How to Grow Camassia

Camassia is a lovely spring flowering bulb in shades of soft blue and white and can be mistaken for bluebells.  Flowering in April and May, Camassia has large spikes of flowers in blue, purple or white. Commonly offered for sale are C. cusickii, quamash, (center image,) and Leichtlinii, (right image.) all of which are available from Crocus via this affiliate link. From a distance, when planted on mass, they can be mistaken for Bluebells, see the image above left. The flowers bloom from the base upwards. These images were all taken at RHS Harlow Carr. 

The flowers are lily like, with coloured stamens.  The plants are tall reaching around 1-1.3m. The bulbs originate from North America where they can be found growing along-side streams and damp meadows.  Given their natural growing conditions, it follows Camassia will tolerate damp conditions,  dappled shade, and look ideal in a woodland setting ,as illustrated in the image left.

The leaves are slow to die down, similar to Alliums, and do not look ideal, especially after the flowers have faded.  Bearing in mind the flowering time in late April/ May good planting companions are the early flowering Alliums, early flowering Geraniums and Aquilegia.  To mask the faded leaves as they die back, Hosta would also be a good companion plant suitable, and many varieties are suitable for planting partial shade and moist conditions.

Camassia is a less invasive alternative to Bluebells. 

They make fabulous cut flowers.

Where and How to Plant Camassia

Ideally plant Camassia in a sheltered spot, into moist, well drained soil, in sun or partial shade. Camassia will tolerate some wet, but not boggy conditions. Even though Camassia prefers damp conditions, because Camassia is a tough plant, they will usually survive a degree of summer drought. Camassia can be grown in sun or partial shade and are pest free. 

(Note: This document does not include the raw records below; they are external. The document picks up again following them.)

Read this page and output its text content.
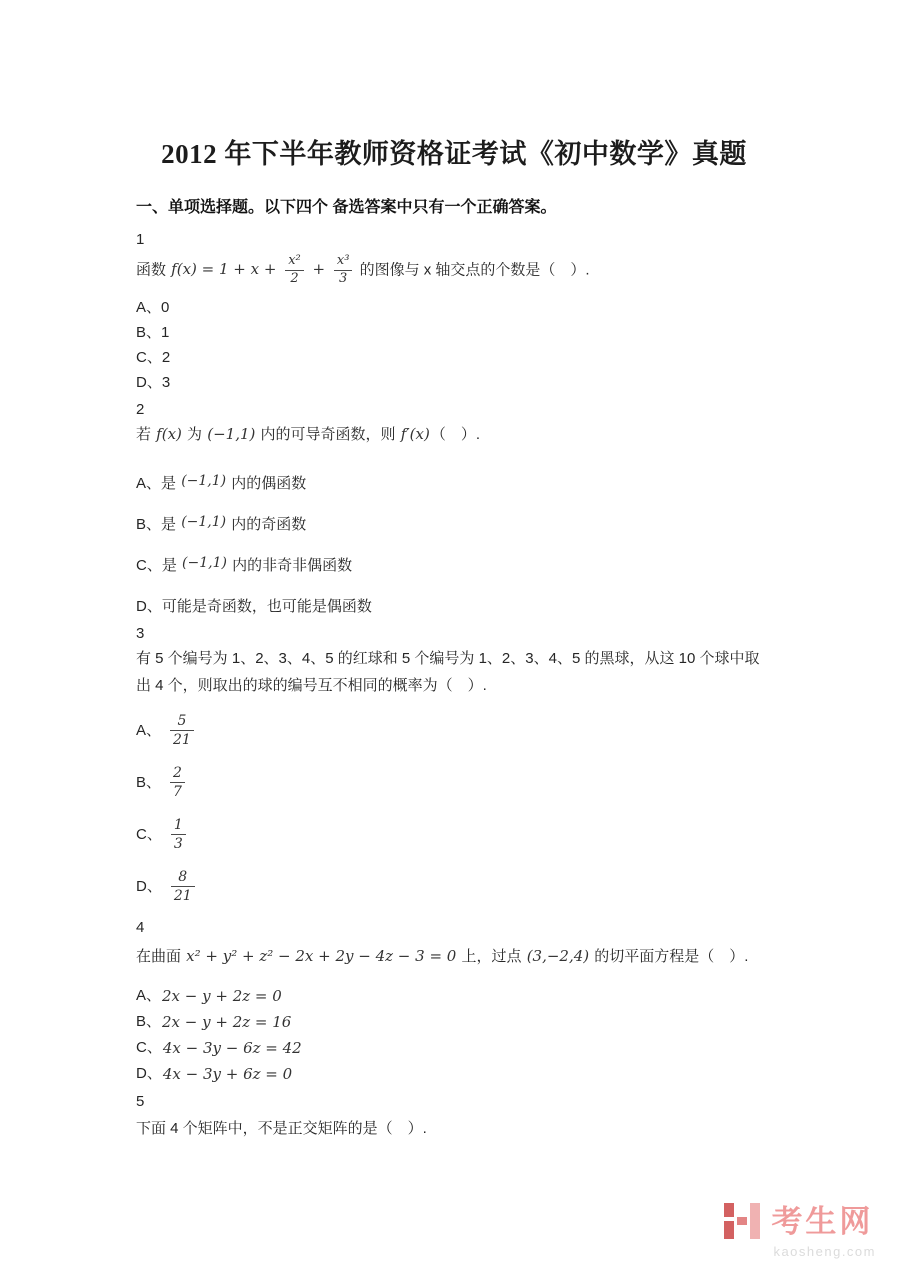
2012 年下半年教师资格证考试《初中数学》真题
一、单项选择题。以下四个 备选答案中只有一个正确答案。
1
函数 $f(x) = 1 + x + \frac{\text{x²}}{2} + \frac{\text{x³}}{3}$ 的图像与 x 轴交点的个数是（　）.
A、 0
B、 1
C、 2
D、 3
2
若 f(x) 为 (−1,1) 内的可导奇函数，则 f′(x)（　）.
A、 是 (−1,1) 内的偶函数
B、 是 (−1,1) 内的奇函数
C、 是 (−1,1) 内的非奇非偶函数
D、 可能是奇函数，也可能是偶函数
3
有 5 个编号为 1、2、3、4、5 的红球和 5 个编号为 1、2、3、4、5 的黑球，从这 10 个球中取出 4 个，则取出的球的编号互不相同的概率为（　）.
A、 $\frac{5}{21}$
B、 $\frac{2}{7}$
C、 $\frac{1}{3}$
D、 $\frac{8}{21}$
4
在曲面 x² + y² + z² − 2x + 2y − 4z − 3 = 0 上，过点 (3,−2,4) 的切平面方程是（　）.
A、 2x − y + 2z = 0
B、 2x − y + 2z = 16
C、 4x − 3y − 6z = 42
D、 4x − 3y + 6z = 0
5
下面 4 个矩阵中，不是正交矩阵的是（　）.
考生网
kaosheng.com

Camassia are tolerant of all soil types and will grow in Chalk, Loam, Sand and soil which is Acid, Alkaline, or Neutral. 

Categorised as hardy H4, which is hardy in most of the UK -10-5, Camassia benefit from winter protection by a covering of mulch, at least for the first year to get them established and annually in colder areas or exposed areas. 

Camassia is best planted where they are to remain as Camassia dislikes being moved and root disturbance. 

Plant Camassia bulbs in the autumn, at least 10cms deep  (4") which is about 3 times the bulb's depth, and a similar distance apart into well-drained soil which does not become waterlogged. Water well after planting. They need no attention or maintenance after planting and are trouble free.

It's a short narrative for Camassia, because they are not fussy, easy to grow and maintenance free.

Camassia is easy to grow, tolerant of most soil conditions, and requires no maintenance. Ideal garden plant.